Le 6 février dernier, le ministre du Travail, de l’Emploi et de la Solidarité sociale Jean Boulet annonçait le début des travaux du Comité chargé d’analyser les recours en matière de harcèlement sexuel et d’agressions à caractère sexuel en contexte de travail. Ce comité est formé des professeures Rachel Cox et Dalia Gesualdi-Fecteau, du Département des sciences juridiques, et Anne-Marie Laflamme, de la Faculté de droit de l’Université Laval. Sa mise en place fait suite aux recommandations du rapport du comité d’experts sur l’accompagnement des victimes d’agressions sexuelles et de violence conjugale. «Le mouvement de dénonciation #metoo a mis en lumière de nombreux cas de violences à caractère sexuel se déroulant dans le cadre du travail, partout où il y a des rapports de pouvoir», explique Rachel Cox, qui présidera le comité.

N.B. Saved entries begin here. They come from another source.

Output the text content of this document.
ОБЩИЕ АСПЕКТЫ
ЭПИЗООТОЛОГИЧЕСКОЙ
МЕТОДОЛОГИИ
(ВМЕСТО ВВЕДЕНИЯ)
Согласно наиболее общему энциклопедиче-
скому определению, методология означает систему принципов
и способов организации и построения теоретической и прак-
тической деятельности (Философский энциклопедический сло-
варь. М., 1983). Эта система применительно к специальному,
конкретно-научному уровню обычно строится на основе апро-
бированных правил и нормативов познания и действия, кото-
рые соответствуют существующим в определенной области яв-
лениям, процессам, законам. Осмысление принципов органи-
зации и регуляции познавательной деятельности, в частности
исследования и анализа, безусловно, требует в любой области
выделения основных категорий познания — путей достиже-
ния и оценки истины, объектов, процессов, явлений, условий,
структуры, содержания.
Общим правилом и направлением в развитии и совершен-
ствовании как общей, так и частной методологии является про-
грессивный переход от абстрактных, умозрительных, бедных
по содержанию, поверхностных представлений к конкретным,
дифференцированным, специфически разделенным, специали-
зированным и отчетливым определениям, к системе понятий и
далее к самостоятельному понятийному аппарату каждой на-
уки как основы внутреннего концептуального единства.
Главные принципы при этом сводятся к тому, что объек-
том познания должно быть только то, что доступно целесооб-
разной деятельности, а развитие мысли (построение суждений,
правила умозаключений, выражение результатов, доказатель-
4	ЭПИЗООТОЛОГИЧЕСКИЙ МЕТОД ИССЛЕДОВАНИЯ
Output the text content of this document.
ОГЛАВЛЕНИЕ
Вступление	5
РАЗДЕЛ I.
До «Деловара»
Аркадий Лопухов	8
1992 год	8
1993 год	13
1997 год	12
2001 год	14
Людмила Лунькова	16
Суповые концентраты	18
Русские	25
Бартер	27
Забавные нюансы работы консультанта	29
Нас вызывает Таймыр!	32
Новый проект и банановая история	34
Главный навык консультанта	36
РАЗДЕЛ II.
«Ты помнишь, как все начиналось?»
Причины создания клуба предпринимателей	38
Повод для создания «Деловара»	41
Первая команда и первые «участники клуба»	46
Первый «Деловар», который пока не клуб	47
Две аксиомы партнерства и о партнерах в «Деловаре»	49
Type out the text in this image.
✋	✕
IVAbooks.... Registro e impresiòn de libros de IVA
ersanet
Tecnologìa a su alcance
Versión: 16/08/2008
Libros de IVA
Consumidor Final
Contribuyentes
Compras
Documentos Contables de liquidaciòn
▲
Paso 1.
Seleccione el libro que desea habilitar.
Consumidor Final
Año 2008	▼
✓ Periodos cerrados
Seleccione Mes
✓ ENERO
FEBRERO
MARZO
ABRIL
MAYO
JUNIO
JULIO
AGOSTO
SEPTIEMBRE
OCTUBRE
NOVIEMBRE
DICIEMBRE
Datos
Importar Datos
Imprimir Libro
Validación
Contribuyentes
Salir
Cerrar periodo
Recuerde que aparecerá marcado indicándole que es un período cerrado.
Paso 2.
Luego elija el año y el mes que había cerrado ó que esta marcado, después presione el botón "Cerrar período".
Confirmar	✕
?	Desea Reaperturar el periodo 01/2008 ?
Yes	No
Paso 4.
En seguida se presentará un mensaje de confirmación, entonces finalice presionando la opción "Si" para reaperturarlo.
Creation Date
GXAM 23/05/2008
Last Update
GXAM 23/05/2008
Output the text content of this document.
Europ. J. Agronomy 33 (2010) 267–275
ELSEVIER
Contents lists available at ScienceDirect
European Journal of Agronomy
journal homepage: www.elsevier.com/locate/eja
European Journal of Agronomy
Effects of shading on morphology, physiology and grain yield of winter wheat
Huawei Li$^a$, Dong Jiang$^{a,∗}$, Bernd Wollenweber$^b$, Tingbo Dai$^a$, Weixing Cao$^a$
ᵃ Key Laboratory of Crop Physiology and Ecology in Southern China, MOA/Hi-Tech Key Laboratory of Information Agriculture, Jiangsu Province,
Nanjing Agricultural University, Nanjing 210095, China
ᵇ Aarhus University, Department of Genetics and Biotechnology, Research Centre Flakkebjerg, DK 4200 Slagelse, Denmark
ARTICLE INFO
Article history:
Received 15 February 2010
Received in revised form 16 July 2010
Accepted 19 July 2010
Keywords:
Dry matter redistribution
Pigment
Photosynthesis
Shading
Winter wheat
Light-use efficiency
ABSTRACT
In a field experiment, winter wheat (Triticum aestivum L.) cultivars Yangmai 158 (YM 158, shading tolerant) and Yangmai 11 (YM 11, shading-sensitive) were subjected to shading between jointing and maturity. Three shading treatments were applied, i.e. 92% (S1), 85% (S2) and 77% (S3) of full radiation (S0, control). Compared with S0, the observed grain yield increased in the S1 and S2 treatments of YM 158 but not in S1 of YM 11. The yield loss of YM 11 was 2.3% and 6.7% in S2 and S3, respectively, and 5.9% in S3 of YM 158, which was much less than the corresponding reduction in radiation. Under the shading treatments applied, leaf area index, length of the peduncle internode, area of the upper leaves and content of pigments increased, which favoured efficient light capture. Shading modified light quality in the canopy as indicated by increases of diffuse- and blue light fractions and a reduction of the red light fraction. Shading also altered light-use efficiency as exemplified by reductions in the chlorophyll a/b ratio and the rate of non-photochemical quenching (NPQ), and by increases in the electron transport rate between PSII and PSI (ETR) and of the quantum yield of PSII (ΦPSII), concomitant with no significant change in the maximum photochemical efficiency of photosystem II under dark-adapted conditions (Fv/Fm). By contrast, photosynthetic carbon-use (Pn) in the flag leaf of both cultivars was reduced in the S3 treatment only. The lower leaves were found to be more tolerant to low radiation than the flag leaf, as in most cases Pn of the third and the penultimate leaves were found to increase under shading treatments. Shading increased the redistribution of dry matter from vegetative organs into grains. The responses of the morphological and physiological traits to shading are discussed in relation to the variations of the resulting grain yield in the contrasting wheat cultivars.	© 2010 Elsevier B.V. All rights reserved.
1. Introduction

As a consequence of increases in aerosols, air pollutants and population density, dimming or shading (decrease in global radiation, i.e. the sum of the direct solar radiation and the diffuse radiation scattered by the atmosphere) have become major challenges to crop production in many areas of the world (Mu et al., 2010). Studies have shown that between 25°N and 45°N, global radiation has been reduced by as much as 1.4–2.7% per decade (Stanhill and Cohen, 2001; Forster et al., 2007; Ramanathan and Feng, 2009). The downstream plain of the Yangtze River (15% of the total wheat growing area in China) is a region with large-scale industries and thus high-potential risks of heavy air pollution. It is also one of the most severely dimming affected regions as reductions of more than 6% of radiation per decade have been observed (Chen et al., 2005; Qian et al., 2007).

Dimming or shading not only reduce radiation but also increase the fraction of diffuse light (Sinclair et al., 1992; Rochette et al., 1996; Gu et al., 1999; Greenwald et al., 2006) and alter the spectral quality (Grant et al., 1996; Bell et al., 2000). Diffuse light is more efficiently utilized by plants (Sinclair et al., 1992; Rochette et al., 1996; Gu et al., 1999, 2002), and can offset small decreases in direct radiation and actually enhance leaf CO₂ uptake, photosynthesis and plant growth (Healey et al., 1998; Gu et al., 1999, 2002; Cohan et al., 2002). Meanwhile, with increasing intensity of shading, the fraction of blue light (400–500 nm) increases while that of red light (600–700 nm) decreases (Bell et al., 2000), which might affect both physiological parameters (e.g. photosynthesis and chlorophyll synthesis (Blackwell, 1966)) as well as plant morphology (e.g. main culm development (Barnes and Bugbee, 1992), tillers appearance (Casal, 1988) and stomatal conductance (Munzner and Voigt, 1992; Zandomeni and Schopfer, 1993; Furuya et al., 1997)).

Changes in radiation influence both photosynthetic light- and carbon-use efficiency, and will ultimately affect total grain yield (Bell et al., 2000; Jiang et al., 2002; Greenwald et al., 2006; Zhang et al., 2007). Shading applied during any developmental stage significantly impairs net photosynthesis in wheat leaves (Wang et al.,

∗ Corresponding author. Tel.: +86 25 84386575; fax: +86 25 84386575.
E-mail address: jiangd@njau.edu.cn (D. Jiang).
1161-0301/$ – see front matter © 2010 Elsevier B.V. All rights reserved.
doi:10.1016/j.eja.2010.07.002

Le mandat du comité est d’évaluer la cohérence, la simplicité et l’efficacité des recours dont peut se prévaloir une personne victime de harcèlement ou d’agression à caractère sexuel en contexte de travail, et d’en étudier le traitement. «Les personnes victimes de ces violences au travail font face à un labyrinthe de recours, précise Rachel Cox. Pour chaque recours, il y a des délais ainsi que des conditions d’admissibilité différentes selon que la personne victime est syndiquée ou non, ou qu’elle est devenue malade en raison du harcèlement, par exemple.»
Un phénomène de victimisation secondaire se manifeste dans les recours en droit du travail, observe la professeure. «Les personnes victimes éprouvent un fort sentiment d’injustice du fait que leur vécu est parfois invalidé ou que le harceleur reste impuni.» Il faut non seulement que les recours soient adéquats aux personnes victimes de violences sexuelles en contexte de travail, mais le traitement de ces personnes doit aussi être mieux adapté à leur vécu. «C’est une chose de raconter un accident de travail, comme une blessure au bras, à chaque intervenant, et une autre d’avoir à relater une agression sexuelle plusieurs fois de suite, souligne la professeure. Cela cause des dommages importants aux victimes de ces violences.»
En plus de dresser un inventaire des recours, d’en évaluer les difficultés d’utilisation et les conséquences pour les victimes, les membres du comité devront aussi se pencher sur les mécanismes visant à prévenir le harcèlement sexuel. «Le comité émettra des recommandations afin de contrer le phénomène de harcèlement sexuel dans l’objectif d’amener un vrai changement, tel que souhaité par la société», affirme la juriste.
La personne victime porte souvent sur ses épaules le problème du harcèlement sexuel, fait remarquer la professeure, «alors qu’il faut mobiliser davantage les témoins puisque tout le milieu en est affecté. Le harcèlement sexuel n’est pas un problème individuel.» Le défi est toutefois de taille: le harcèlement sexuel au travail est interdit depuis 40 ans et l’interdit en soi n’a pas été efficace jusqu’ici pour contrer les violences, constate Rachel Cox.
Les membres du comité ont choisi une interprétation large de la notion de harcèlement sexuel en contexte de travail. «On ne protège pas que les personnes salariées. Il faut étendre le plus possible la protection potentielle du droit du travail à toutes sortes de contextes, y compris lors de la période de pré-embauche et dans le cadre du travail autonome, deux situations où les gens peuvent être plus vulnérables», précise la professeure, qui rappelle que le harcèlement sexuel est partout, autant dans le domaine de la culture que dans les milieux de la restauration, du travail agricole, de la construction ou du droit. «C’est un phénomène de société.»
Toute personne intéressée par le sujet, qu’elle soit victime, représentante de victimes, ou encore représentante d’employeurs, d’un syndicat ou d’un groupe communautaire peut déposer un mémoire ou un document présentant un témoignage sur la page web du comité. «Nous espérons que les personnes accompagnant les victimes de violences à caractère sexuel pourront nous faire part de leurs réalités et nous indiquer les outils dont elles ont besoin pour mieux aider et soutenir leurs clientèles», dit Rachel Cox. La professeure lance un appel à témoignages auprès des personnes racisées, handicapées, à statut précaire ou appartenant à des minorités sexuelles, en particulier, «puisqu’elles sont plus à risque de subir du harcèlement sexuel».
Les documents sont acceptés jusqu’au 4 avril 2022. Le rapport du comité de travail est attendu en décembre 2022.